The US and Iran have sporadically exchanged strikes since their ceasefire took effect in early April as negotiations aimed at a more durable agreement drag on. A similar exchange occurred last Thursday and was described in similar terms by both sides.
The war launched by the US and Israel on 28 February has killed thousands of people – mainly in Iran and Lebanon – and caused global economic pain by pushing up energy prices due to Iran’s effective closure of the strait of Hormuz.
The US president, Donald Trump, has said one key aim in the war is to prevent Iran from developing a nuclear weapon with its highly enriched uranium. Tehran has consistently denied it has plans to do that.

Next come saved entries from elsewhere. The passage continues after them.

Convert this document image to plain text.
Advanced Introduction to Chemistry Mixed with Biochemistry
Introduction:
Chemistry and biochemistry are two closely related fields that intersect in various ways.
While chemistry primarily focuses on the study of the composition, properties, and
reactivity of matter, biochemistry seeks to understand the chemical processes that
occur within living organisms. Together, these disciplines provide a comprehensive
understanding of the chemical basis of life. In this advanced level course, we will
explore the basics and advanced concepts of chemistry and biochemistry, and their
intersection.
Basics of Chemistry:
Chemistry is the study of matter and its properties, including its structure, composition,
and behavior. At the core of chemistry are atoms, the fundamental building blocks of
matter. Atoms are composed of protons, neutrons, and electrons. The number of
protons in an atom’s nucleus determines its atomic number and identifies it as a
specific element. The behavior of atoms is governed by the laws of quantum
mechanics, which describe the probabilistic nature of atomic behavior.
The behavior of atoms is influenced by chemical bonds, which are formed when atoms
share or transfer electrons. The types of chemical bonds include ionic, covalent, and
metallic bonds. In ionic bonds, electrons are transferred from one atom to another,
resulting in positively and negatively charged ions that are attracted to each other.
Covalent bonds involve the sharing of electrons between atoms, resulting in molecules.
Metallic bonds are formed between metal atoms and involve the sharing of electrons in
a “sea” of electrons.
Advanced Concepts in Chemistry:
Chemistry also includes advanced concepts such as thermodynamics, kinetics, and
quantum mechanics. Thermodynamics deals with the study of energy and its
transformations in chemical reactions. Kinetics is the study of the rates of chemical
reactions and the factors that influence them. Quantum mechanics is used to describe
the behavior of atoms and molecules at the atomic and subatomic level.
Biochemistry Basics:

Trump is under pressure to reopen the strait of Hormuz and get US fuel costs down ahead of the November congressional elections, as voters show increasing frustration over rising prices. At the same time, he faces a potential backlash from Iran hawks in his own party over any concessions to Tehran.
The two sides remain at odds on several other issues, such as Tehran’s demands for the lifting of sanctions and the release of tens of billions of dollars of Iranian oil revenues frozen in foreign banks.
Israel’s war in Lebanon with the Iran-backed Hezbollah militia is another major impediment. The Israeli prime minister, Benjamin Netanyahu, said on Sunday he had ordered troops to move further into Lebanon in the battle against the militant group.
The US secretary of state, Marco Rubio, spoke to both Netanyahu and the Lebanese president, Joseph Aoun, on the diplomatic negotiations between Israel and Lebanon and had proposed a plan to allow for “gradual de-escalation”, a US official said.